2001 atağı ve Ankara Belediye Başkanı İ. Melih Gökçek’in de’facto (resmen değil fiilen) genel başkanlık görenine nasp edilmesinden sonra durum değişir. “Üçlü Çete”nin ağır hezimet ve akamet sürecinde, Demokrat Parti’ye iktidar yolu sonuna kadar açılır. Fakat alel-acele tezgâhlanan oyunlar, şark kurnazı dessas düzenler ve (bedhahlarla) ittifak dolarlarının bastırması sonucu açılan yol (her şeye rağmen) kapılır ve kapatılır…  
Bunu dâhili darbeler (2004), iç hesaplaşmalar, kirli oyunlar, pazarlama, satış ve peşkeş operasyonları izler. Zaten Yaşar ve Ömer’in parti işgali bu minval üzeredir.
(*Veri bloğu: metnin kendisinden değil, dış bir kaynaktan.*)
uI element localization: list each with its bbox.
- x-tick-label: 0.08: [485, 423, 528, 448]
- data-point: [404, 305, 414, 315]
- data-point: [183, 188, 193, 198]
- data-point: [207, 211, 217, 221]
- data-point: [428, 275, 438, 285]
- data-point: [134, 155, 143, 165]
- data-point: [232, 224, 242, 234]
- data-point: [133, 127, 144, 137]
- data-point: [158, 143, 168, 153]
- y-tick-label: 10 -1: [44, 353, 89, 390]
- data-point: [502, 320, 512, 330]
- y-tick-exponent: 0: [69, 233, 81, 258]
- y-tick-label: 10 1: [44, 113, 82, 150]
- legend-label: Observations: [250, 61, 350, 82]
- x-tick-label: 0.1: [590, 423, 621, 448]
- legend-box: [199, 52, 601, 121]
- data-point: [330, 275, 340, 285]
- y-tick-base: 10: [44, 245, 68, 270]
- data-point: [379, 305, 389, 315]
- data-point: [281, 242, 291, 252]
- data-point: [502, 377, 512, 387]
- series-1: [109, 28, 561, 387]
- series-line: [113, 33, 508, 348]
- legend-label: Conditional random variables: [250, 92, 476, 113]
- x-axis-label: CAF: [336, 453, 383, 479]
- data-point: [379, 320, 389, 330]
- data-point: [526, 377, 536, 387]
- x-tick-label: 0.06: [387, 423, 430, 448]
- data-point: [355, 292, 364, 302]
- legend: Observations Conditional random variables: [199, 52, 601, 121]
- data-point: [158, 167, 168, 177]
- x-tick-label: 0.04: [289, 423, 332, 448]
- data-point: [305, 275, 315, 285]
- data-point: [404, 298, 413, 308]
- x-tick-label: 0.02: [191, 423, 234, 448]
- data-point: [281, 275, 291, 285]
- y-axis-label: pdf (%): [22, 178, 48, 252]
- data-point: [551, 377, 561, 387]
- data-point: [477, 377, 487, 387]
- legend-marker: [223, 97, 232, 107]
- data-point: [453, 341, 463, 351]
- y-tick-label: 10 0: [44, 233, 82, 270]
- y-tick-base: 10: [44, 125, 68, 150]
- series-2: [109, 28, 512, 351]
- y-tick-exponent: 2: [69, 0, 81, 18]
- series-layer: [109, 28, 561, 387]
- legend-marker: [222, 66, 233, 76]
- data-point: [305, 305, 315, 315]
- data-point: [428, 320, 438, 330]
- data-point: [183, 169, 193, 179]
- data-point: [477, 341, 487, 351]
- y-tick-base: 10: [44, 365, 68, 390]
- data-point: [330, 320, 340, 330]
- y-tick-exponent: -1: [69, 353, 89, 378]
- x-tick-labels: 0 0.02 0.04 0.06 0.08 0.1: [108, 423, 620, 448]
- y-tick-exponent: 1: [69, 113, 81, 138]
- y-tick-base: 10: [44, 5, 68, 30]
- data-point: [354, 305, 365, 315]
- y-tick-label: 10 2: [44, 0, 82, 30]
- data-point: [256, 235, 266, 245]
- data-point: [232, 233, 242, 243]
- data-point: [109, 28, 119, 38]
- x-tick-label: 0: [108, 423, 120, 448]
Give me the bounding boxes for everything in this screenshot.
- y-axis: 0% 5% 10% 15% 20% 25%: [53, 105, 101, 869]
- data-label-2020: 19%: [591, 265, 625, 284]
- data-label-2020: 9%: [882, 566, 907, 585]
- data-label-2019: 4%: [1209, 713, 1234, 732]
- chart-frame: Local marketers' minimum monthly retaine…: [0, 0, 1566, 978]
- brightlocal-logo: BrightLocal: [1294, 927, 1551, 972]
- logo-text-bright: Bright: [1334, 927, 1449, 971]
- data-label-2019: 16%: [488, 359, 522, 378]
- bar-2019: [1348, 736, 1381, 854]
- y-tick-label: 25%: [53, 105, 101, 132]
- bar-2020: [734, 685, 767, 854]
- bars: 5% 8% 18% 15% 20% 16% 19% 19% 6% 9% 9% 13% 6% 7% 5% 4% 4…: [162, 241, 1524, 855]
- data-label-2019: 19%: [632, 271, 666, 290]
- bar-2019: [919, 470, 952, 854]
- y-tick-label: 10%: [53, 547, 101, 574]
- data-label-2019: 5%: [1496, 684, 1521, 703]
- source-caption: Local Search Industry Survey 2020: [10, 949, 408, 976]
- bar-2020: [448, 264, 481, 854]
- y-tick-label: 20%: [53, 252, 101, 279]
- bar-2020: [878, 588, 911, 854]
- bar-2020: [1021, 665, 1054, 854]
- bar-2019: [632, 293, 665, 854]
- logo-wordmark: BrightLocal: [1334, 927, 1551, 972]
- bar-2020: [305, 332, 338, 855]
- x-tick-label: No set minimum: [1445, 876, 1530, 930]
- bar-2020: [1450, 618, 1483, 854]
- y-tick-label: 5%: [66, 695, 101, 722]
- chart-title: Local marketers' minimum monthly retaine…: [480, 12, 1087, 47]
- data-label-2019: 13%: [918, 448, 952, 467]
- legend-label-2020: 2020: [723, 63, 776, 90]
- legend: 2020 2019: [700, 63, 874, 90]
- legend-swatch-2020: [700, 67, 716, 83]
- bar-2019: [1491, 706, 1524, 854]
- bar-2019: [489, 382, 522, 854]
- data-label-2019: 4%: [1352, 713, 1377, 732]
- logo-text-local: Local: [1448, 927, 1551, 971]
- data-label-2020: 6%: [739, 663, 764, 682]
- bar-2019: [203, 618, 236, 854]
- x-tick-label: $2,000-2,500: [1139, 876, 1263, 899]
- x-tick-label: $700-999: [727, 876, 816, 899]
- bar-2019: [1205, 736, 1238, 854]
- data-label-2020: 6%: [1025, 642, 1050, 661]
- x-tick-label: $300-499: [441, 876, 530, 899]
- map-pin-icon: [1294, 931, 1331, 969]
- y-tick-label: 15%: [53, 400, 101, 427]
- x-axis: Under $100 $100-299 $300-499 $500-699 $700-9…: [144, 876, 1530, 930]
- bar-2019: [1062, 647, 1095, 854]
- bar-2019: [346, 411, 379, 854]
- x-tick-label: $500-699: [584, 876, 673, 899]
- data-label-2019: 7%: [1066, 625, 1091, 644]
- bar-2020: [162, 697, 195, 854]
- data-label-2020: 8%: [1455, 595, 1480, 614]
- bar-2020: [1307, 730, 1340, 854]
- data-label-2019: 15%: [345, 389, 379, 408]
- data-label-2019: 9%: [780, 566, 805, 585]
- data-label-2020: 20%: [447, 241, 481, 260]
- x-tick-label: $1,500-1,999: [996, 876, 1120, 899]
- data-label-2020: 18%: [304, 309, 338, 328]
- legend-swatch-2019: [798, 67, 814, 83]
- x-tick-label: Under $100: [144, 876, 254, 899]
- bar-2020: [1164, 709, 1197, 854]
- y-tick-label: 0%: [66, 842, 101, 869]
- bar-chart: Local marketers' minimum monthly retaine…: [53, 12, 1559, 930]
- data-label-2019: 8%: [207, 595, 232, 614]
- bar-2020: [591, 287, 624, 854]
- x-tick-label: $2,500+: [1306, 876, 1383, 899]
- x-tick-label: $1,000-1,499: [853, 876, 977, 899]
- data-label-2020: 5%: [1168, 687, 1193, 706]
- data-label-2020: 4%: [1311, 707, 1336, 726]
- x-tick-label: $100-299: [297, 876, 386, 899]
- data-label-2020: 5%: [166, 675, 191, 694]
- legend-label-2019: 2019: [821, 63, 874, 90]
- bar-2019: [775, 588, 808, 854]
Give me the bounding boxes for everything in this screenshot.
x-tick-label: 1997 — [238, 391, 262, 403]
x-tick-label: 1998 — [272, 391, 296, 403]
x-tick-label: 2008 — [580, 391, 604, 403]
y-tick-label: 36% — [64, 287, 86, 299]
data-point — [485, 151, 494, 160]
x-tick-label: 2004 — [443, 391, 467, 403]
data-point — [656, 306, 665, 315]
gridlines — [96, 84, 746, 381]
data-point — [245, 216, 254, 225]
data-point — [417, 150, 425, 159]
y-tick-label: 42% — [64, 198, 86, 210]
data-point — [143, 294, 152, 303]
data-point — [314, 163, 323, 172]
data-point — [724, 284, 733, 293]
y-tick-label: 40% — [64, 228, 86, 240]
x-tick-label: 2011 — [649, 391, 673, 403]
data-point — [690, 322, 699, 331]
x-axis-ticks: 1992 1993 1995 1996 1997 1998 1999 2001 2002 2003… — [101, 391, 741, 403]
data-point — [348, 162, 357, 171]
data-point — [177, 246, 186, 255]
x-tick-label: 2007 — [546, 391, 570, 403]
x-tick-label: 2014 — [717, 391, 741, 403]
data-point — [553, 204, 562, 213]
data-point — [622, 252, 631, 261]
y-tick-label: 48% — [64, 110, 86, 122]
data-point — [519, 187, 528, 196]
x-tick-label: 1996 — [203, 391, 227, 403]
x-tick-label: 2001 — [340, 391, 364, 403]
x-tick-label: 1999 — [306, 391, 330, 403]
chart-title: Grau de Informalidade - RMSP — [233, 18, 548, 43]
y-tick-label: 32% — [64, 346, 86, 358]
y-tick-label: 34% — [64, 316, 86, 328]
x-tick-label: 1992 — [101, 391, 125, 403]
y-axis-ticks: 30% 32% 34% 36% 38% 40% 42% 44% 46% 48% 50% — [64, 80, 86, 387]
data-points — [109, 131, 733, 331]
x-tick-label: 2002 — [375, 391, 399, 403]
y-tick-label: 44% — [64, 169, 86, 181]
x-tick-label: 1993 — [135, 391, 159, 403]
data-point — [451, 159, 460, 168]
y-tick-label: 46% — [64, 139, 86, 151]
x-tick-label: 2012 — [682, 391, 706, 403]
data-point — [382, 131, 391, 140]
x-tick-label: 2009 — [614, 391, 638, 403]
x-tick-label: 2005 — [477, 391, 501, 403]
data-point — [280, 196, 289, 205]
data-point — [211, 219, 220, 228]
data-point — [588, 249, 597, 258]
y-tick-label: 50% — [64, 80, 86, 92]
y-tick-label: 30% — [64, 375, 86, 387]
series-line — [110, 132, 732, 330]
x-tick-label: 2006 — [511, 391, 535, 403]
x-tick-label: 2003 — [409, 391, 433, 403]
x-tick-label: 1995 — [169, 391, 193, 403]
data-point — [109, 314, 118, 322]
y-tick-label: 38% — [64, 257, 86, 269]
Bu arada, hakiki, halis ve samimi, gerçek demokratlar “ya soylu bir diriliş, ya onurlu kapanış” parolası ile Demokrat Parti’yi kurtarmak adına uzunca bir mücadele verseler de eyyamcı takımın elinden partiyi kurtarmaya muvaffak olamazlar. Sonunda olan olur ve Erkan Mumcu (ANAP) ile vaki anlaşma ve pazarlık gereği 08 Mayıs 2005 günlü sembolik kongre sonucu ANAP’a katılım, fiilen ve resmen gerçekleştirilir.
DP’niz ANAP’a katılması ve Mehmet Ağar’ın DYP’sinin Demokrat Parti adını alması tam bir üçkâğıtçılık, hile, desise, organize sahtekârlık ve suç teşkil eden bir faciadır. Bu utanç D(y)P’nin ANAP ile birleşip bütünleşmesine kadar fütursuzca devam eder. Makûs talihin son evresi bu birleşme ve bütünleşmedir. Böylece, artık geç de olsa “Merkez Sağ” teşekkül etmiş ve DP, 33 yılı mücavir iktidar ve beş büyük partinin bileşkesi (sentezi) haline gelmiştir.
NETİCE OLARAK
Hali hazır Demokrat Parti, Gültekin Uysal’ın Genel Başkanlığında ve 2820 Sayılı Siyasi Partiler Kanunu çerçevesinde siyasi, fiili ve hukuki faaliyeti ile insan hakları, adalet ahlâkı ve DEMOKRASİ mücadelesini “Anayasa ve yasalar” kapsamında nizami bir şekilde sürdürmekte olup.; Merkez ve taşra dâhil bütün organları, kurulları ile ayakta ve hayattadır.
Demokrat Parti’nin, canlı, fiili, resmi ve aktif varlığına rağmen, tarihi, değerleri ve liderleri üzerinde müzmin biçimde tesis edilen “inatla sürdürülen ve çıkarlar uğruna ısrarla sergilenen” istismar, siyasi sömürü ve suiistimaller utanç vericidir!..
Bilmeyenler bilmeli, duymayanlar duymalı ve bu istismar artık son bulmalıdır!.
Demokrat Parti’ye gelince
            Dönem itibarıyla tarihi dava, geleneksel misyon ve merkez sağ’ı temsille mükellef bir siyaset kurumu sıfatıyla kendini bilmek; Bizzat kendisi ‘tarihi, tabii ve kadim Demokrat Parti’ olmak, gelenek ve gerçeği sahiplenmek; İnsan ve ülke bağlamında Merkez Sağ’ı toparlayıp; “Yeter! Söz Milletindir..” diyerek, siyasete vaziyet etmek zorunda ve durumundadır. Biline.